Set during the Hungarian Revolution of 1956, this story has all the suspense of a good cold war book or movie as a multinational group of foreigners attempt to smuggle Jason Robards out of Hungary into Austria. However, three things complement the story, making this an extremely good movie.

First, the actors use the actual languages of their roles. The Russian soldiers speak only Russian; the Hungarians only Hungarian; the Germans only German, except to the minimal extent to tell the story. Since Debra Kerr is English, she speaks only English, and, of course, Yul Brynner and a few others essential to the story also speak heavily accented English. As a result, the empathy of the audience to the travelers becomes paramount. The viewer shares all the confusion and suspense of being involved in an illicit border crossing when he/she cannot understand any of the languages spoken around them. Very powerful feelings are aroused in the audience, and notwithstanding the heavy use of foreign languages, the audience is never at a loss for following the film. No subtitles are necessary.

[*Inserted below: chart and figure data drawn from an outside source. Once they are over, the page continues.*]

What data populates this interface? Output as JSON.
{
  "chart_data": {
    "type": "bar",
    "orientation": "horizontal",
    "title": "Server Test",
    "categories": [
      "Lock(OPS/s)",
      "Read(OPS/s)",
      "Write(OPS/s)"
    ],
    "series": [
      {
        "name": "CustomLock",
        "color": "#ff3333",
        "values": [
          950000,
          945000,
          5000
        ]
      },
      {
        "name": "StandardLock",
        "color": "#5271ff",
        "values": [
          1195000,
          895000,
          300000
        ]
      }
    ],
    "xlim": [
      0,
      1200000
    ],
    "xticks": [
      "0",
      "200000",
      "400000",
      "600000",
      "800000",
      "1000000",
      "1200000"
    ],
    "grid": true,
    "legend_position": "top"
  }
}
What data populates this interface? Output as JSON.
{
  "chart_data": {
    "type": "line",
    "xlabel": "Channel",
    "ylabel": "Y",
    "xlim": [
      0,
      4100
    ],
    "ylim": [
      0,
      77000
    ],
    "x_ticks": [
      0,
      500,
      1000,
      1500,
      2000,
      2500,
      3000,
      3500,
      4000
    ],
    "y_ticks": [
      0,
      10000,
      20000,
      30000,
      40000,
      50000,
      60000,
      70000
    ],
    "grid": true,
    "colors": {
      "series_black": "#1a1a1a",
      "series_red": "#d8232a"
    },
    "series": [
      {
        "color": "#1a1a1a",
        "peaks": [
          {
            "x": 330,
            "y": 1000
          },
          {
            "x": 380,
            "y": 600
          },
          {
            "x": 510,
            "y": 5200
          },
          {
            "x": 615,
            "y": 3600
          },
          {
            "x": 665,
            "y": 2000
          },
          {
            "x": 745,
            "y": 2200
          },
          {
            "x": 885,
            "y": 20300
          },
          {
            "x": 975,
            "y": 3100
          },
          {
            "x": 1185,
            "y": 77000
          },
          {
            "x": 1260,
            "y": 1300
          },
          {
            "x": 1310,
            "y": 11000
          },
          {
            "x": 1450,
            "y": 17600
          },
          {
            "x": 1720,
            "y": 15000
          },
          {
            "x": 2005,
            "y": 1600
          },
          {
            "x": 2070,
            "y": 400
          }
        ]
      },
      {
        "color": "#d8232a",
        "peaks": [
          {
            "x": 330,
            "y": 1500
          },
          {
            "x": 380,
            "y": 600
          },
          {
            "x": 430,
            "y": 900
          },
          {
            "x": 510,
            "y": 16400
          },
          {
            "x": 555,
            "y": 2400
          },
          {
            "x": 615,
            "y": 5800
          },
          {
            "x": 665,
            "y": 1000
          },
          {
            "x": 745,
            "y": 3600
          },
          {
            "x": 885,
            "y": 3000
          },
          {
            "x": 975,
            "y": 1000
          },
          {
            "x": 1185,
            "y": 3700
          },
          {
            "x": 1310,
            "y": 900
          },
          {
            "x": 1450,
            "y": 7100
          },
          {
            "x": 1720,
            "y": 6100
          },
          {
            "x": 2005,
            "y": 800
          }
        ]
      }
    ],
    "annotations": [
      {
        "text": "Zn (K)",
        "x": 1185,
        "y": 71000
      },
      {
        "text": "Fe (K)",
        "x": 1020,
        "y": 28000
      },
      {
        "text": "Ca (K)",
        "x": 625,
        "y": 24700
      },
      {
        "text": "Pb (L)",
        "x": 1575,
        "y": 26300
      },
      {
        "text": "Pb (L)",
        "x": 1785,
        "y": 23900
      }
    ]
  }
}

Second. I was in Hungary in 1995, and I'm telling you, this movie has it right on. From the gypsy music overpowering the dinner meal to the underground caverns in the buildings where much of the action takes place to the village scenes, the realism is incredible. If I didn't eat in the actual restaurant in the movie, I ate at its double. I thought that I actually walked down the main street in that village. (Actually, the film was shot in Austria).

Third, and most important, this movie reunites Deberah Kerr and Yul Brynner (after The King and I) and the magnetism between them as the story unfolds is nothing short of Oscar qualified. Of course, Yul already received an Oscar for playing that relationship, so the Acadamy wasn't going to give him another one, but that is the quality of the film. Don't miss this one.